Mediaco appoints Deloitte as new auditor

Published 09/05/2025, 14:34
Mediaco appoints Deloitte as new auditor

NEW YORK – Mediaco Holding Inc . (NASDAQ:MDIA), a company in the radio broadcasting stations industry, announced a change in its independent registered public accounting firm. On Monday, the company’s Audit Committee approved the dismissal of Ernst & Young LLP and the appointment of Deloitte & Touche LLP.

The decision to change auditors was not due to any disagreements on accounting principles or practices, financial statement disclosure, or auditing scope or procedure that, if not resolved, would have caused Ernst & Young to make reference to the matter in their reports. The reports of Ernst & Young on the company’s financial statements for the years ending December 31, 2024, and 2023, did not contain any adverse opinion or disclaimer of opinion and were not qualified or modified as to uncertainty, audit scope, or accounting principles.

However, during the audits for the two most recently completed fiscal years and through May 7, 2025, Ernst & Young communicated a material weakness related to the accounting for the company’s business combination with Estrella Broadcasting, Inc. This included issues such as lack of oversight of third-party valuation specialists and insufficient design and implementation of controls over data and certain assumptions used in the valuation of intangible assets.

The appointment of Deloitte & Touche LLP is subject to the completion of standard client acceptance and independence procedures, along with the execution of an engagement letter. Up to the date of the change, neither the company nor anyone acting on its behalf consulted with Deloitte regarding accounting principles or the type of audit opinion that might be rendered on the company’s financial statements.

In accordance with regulatory requirements, Mediaco Holding Inc. has provided Ernst & Young with a copy of the disclosures in the Form 8-K and has filed a letter from Ernst & Young to the Securities and Exchange Commission as Exhibit 16.1, confirming their agreement with the statements made by the company regarding their dismissal.

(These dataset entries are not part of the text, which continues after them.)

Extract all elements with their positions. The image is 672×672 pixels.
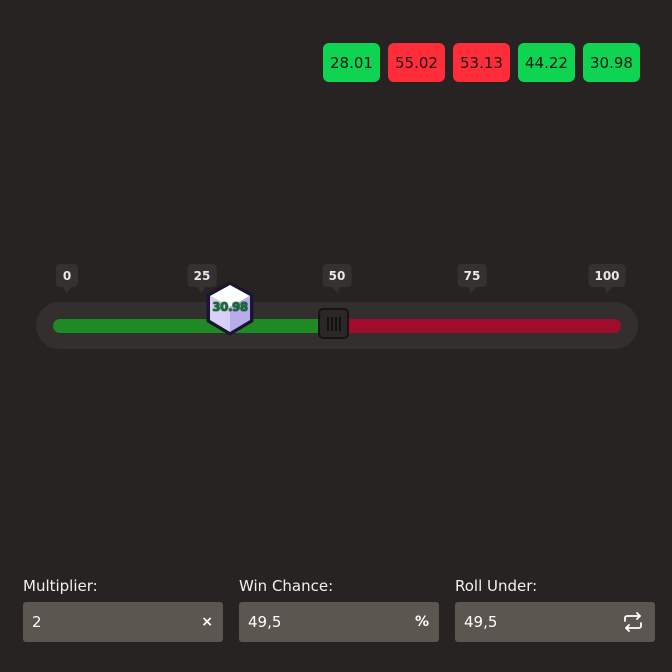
multiplier-label: Multiplier: [23,577,98,595]
roll-under-input[interactable] [464,613,621,631]
multiplier-input[interactable] [32,613,202,631]
win-chance-input-box[interactable]: % [239,602,439,642]
history-chip[interactable]: 53.13 [453,43,510,82]
history-chip[interactable]: 28.01 [323,43,380,82]
slider-tick-75: 75 [457,264,487,293]
multiplier-suffix: × [201,614,213,630]
slider-tick-0: 0 [56,264,78,293]
multiplier-field: Multiplier: × [23,576,223,642]
roll-history: 28.01 55.02 53.13 44.22 30.98 [323,43,640,82]
roll-under-label: Roll Under: [455,577,538,595]
swap-icon [624,612,642,632]
dice-result-marker: 30.98 [204,281,256,337]
loss-range-bar[interactable] [335,319,621,333]
roll-under-input-box[interactable] [455,602,655,642]
roll-under-field: Roll Under: [455,576,655,642]
history-chip[interactable]: 30.98 [583,43,640,82]
slider-handle[interactable] [318,308,349,339]
slider-tick-100: 100 [588,264,626,293]
history-chip[interactable]: 55.02 [388,43,445,82]
multiplier-input-box[interactable]: × [23,602,223,642]
win-chance-input[interactable] [248,613,415,631]
slider-tick-50: 50 [322,264,352,293]
win-range-bar[interactable] [53,319,335,333]
dice-rolled-value: 30.98 [212,300,248,314]
win-chance-field: Win Chance: % [239,576,439,642]
win-chance-suffix: % [414,614,429,630]
win-chance-label: Win Chance: [239,577,334,595]
swap-roll-direction-button[interactable] [621,610,645,634]
history-chip[interactable]: 44.22 [518,43,575,82]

Mediaco’s Chief Financial Officer, Debra DeFelice, signed off on the report dated May 9, 2025, affirming the company’s compliance with SEC regulations in the filing of the report. While the company has shown significant revenue growth of 195% year-over-year, InvestingPro analysis indicates an overall weak financial health score, with particular concerns about cash flow and profitability metrics. Investors seeking deeper insights into Mediaco’s financial health and additional ProTips can access comprehensive analysis through InvestingPro’s advanced financial health monitoring tools.

In other recent news, MediaCo Holding Inc. has received shareholder approval for a significant stock issuance plan connected to its recent acquisition. During a special meeting held remotely, shareholders voted overwhelmingly in favor of issuing up to 28,206,152 shares of Class A Common Stock related to the acquisition of assets from Estrella Broadcasting, Inc. Additionally, the issuance of 7,051,538 shares was approved for potential exercise of options or put rights concerning certain broadcast assets. The Class A shares saw 91,832,630 votes in favor, with only 79,883 against, while Class B shareholders voted unanimously in favor with 54,131,970 votes. This development reflects MediaCo’s strategy to expand its reach in the broadcasting industry and consolidate its assets. The SEC filing confirms the completion of the voting process and the stockholders’ consent, marking a pivotal step in the company’s business development. MediaCo’s leadership, under Interim CEO Alberto Rodriguez, emphasizes compliance with SEC regulations and a commitment to transparent corporate governance. This approval signifies a critical juncture for MediaCo as it navigates the competitive landscape of the radio broadcasting sector.